Protean Players return for “Into the Woods” at SSTC
“Into the Woods” is being directed by Michael Koester, a veteran to the SSTC stage, while the play’s music will be directed by Brady Waibel, a New Ulm native with a vast musical background who has recently returned to town. The show is being produced by Christina Miller Koester, the current Administrator for SSTC.
Tickets can be purchased online at statestreetnewulm.org, and in person at Hy-Vee and the New Ulm Chamber of Commerce. Tickets are $10 for adults and $5 for students if bought in advance, and $15 for adults and $10 for students at the door. There will be a 7 p.m. showing on Friday, Aug. 13, a 7 p.m. showing on Saturday, Aug. 14, and a 2 p.m. showing on Sunday, Aug. 15.
“Into The Woods” is a musical by Stephen Sondheim and James Lapine that brings together several traditional fairy tales by the Brothers Grimm, such as “Cinderella,” “Little Red Riding Hood,” and “Jack And The Beanstalk.”
“[It explores] the slippery slope of morality and the consequences that can result when people lose their way,” Waibel added. “It is all tied together by a childless baker, his wife and their wish to have a child.”
The Protean Players, recently revived by SSTC, is made up of area high school students that have a passion for the performing arts. They will debut with SSTC for this show.
“‘Into the Woods’ is being put on by a brand new organization to SSTC that is open exclusively to high school students,” Michael Koester said. “The Protean Players was a group that existed in New Ulm sometime around the early 2000s. This group produced high-school led productions out of the old Holy Trinity Middle School auditorium and was mostly Cathedral and New Ulm Public students. This time around, we have opened auditions up to students from any local high school. This year, we have students from New Ulm Public, Cathedral and Cedar Mountain taking part. In the future, we’d like to see the numbers of schools involved expand.
“It is such a great opportunity for high school students to work with students from other high schools in putting on a production as well as allowing them a chance at roles that may otherwise be filled with adults auditioning.”
Waibel echoed the excitement in getting more youth involved on the SSTC stage.
“We have an all high school cast, which is a first for SSTC,” Waibel said. “But we all thought it would be a great idea to generate more youth involvement, especially with the main stage musical ‘Little Shop Of Horrors’ having a smaller, more mature cast of characters.”
Michael Koester said that this musical is also a great chance to show off several talented young actors and actresses equally.
“It was recently made into a movie so a lot of people are fans of the music and storyline,” he said. “It is also a great show to do because the parts are much more equal than in other shows. Most of the characters in the show have solos or small parts in a number of songs. It’s a great way to feature a large number of cast members in more than ensemble roles.”
“Little Shop of Horrors,” the previous show at SSTC in July, was a big hit and the hopes are high for “Into the Woods.”

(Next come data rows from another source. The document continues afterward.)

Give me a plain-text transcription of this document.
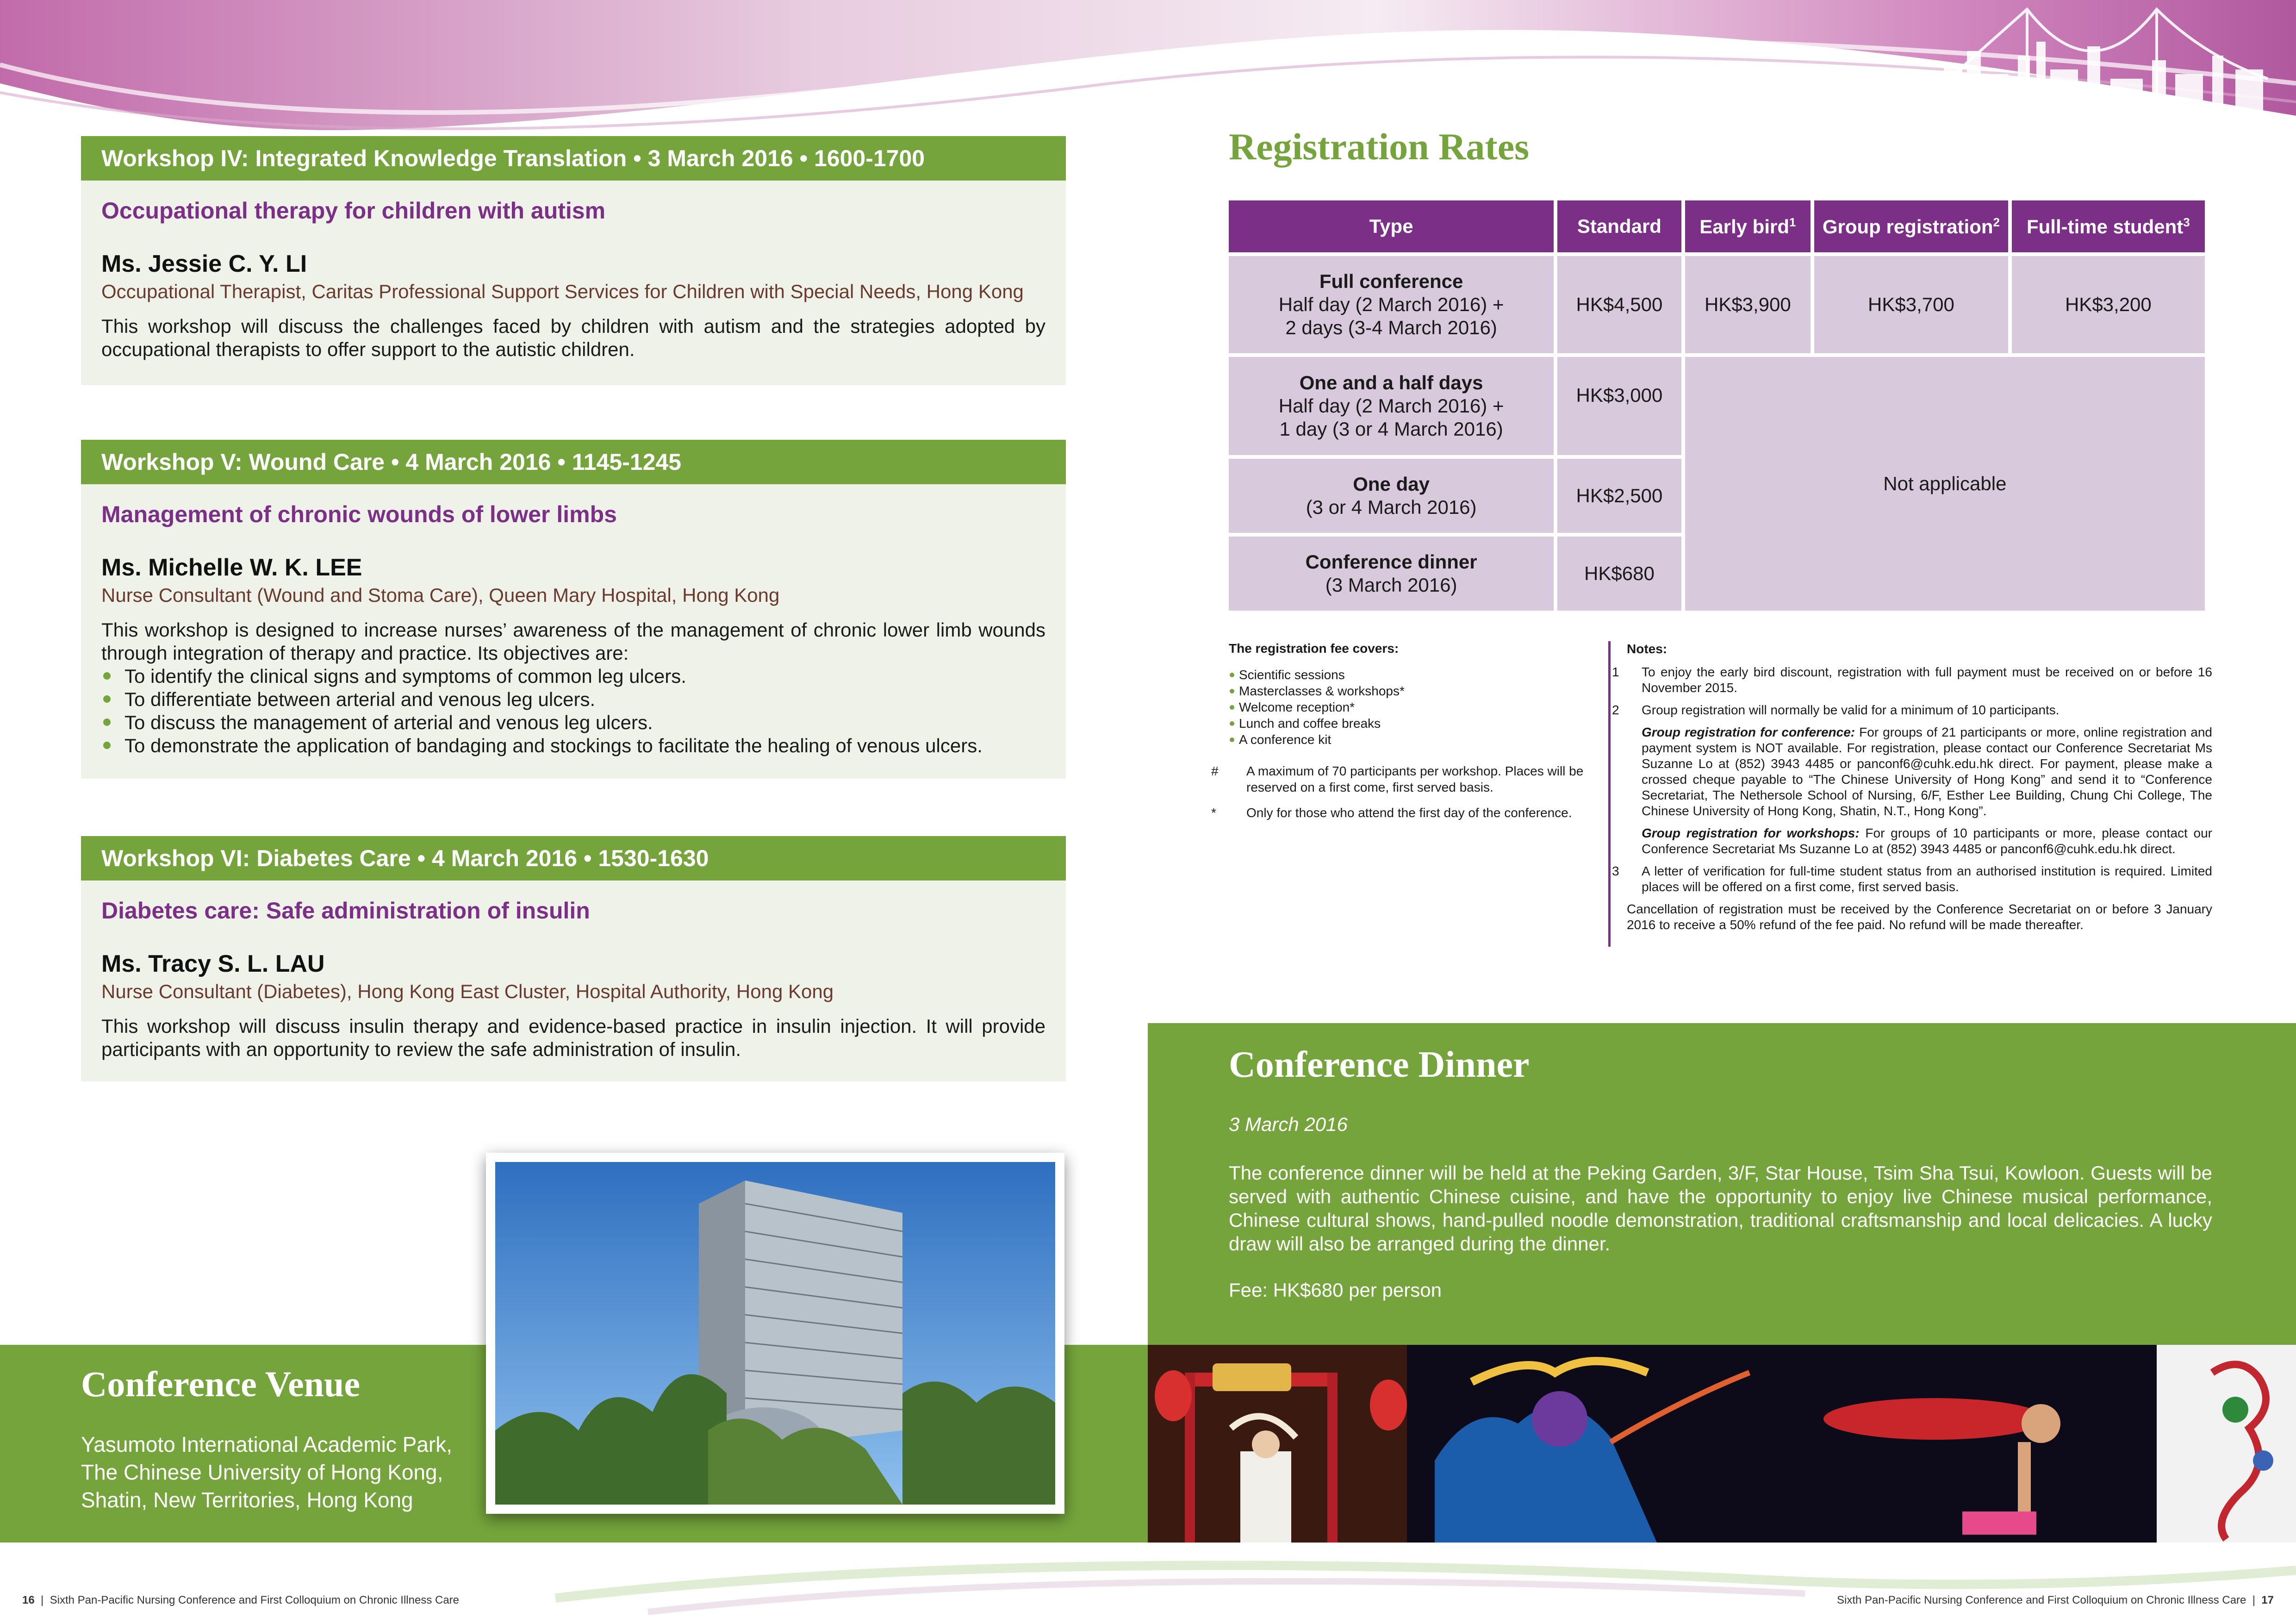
Workshop IV: Integrated Knowledge Translation • 3 March 2016 • 1600-1700

Occupational therapy for children with autism

Ms. Jessie C. Y. LI

Occupational Therapist, Caritas Professional Support Services for Children with Special Needs, Hong Kong

This workshop will discuss the challenges faced by children with autism and the strategies adopted by occupational therapists to offer support to the autistic children.

Workshop V: Wound Care • 4 March 2016 • 1145-1245

Management of chronic wounds of lower limbs

Ms. Michelle W. K. LEE

Nurse Consultant (Wound and Stoma Care), Queen Mary Hospital, Hong Kong

This workshop is designed to increase nurses’ awareness of the management of chronic lower limb wounds through integration of therapy and practice. Its objectives are:

To identify the clinical signs and symptoms of common leg ulcers.
To differentiate between arterial and venous leg ulcers.
To discuss the management of arterial and venous leg ulcers.
To demonstrate the application of bandaging and stockings to facilitate the healing of venous ulcers.
Workshop VI: Diabetes Care • 4 March 2016 • 1530-1630

Diabetes care: Safe administration of insulin

Ms. Tracy S. L. LAU

Nurse Consultant (Diabetes), Hong Kong East Cluster, Hospital Authority, Hong Kong

This workshop will discuss insulin therapy and evidence-based practice in insulin injection. It will provide participants with an opportunity to review the safe administration of insulin.

Registration Rates
Type	Standard	Early bird$^1$	Group registration$^2$	Full-time student$^3$
Full conference
Half day (2 March 2016) +
2 days (3-4 March 2016)	HK$4,500	HK$3,900	HK$3,700	HK$3,200
One and a half days
Half day (2 March 2016) +
1 day (3 or 4 March 2016)	HK$3,000	Not applicable		
One day
(3 or 4 March 2016)	HK$2,500			
Conference dinner
(3 March 2016)	HK$680			
The registration fee covers:
Scientific sessions
Masterclasses & workshops*
Welcome reception*
Lunch and coffee breaks
A conference kit
# A maximum of 70 participants per workshop. Places will be reserved on a first come, first served basis.
* Only for those who attend the first day of the conference.
Notes:

1 To enjoy the early bird discount, registration with full payment must be received on or before 16 November 2015.

2 Group registration will normally be valid for a minimum of 10 participants.

Group registration for conference: For groups of 21 participants or more, online registration and payment system is NOT available. For registration, please contact our Conference Secretariat Ms Suzanne Lo at (852) 3943 4485 or panconf6@cuhk.edu.hk direct. For payment, please make a crossed cheque payable to “The Chinese University of Hong Kong” and send it to “Conference Secretariat, The Nethersole School of Nursing, 6/F, Esther Lee Building, Chung Chi College, The Chinese University of Hong Kong, Shatin, N.T., Hong Kong”.

Group registration for workshops: For groups of 10 participants or more, please contact our Conference Secretariat Ms Suzanne Lo at (852) 3943 4485 or panconf6@cuhk.edu.hk direct.

3 A letter of verification for full-time student status from an authorised institution is required. Limited places will be offered on a first come, first served basis.

Cancellation of registration must be received by the Conference Secretariat on or before 3 January 2016 to receive a 50% refund of the fee paid. No refund will be made thereafter.

Conference Dinner
3 March 2016

The conference dinner will be held at the Peking Garden, 3/F, Star House, Tsim Sha Tsui, Kowloon. Guests will be served with authentic Chinese cuisine, and have the opportunity to enjoy live Chinese musical performance, Chinese cultural shows, hand-pulled noodle demonstration, traditional craftsmanship and local delicacies. A lucky draw will also be arranged during the dinner.

Fee: HK$680 per person
Conference Venue
Yasumoto International Academic Park,
The Chinese University of Hong Kong,
Shatin, New Territories, Hong Kong
16  |  Sixth Pan-Pacific Nursing Conference and First Colloquium on Chronic Illness Care	Sixth Pan-Pacific Nursing Conference and First Colloquium on Chronic Illness Care  |  17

“The turnout for ‘Little Shop’ was spectacular,” Waibel said. “We had a packed house every performance — the community really turned out to support the show now that the theater is up and running again. ‘Into The Woods’ will be the fourth show at the theater since restrictions were eased.”
“Into the Woods” will run about 2 1/2 hours with a 15-minute intermission.
SSTC is no longer required to enforce masks or social distancing, but the auditorium seats around 800 people, so there will be ample space if one still wishes to maintain social distancing.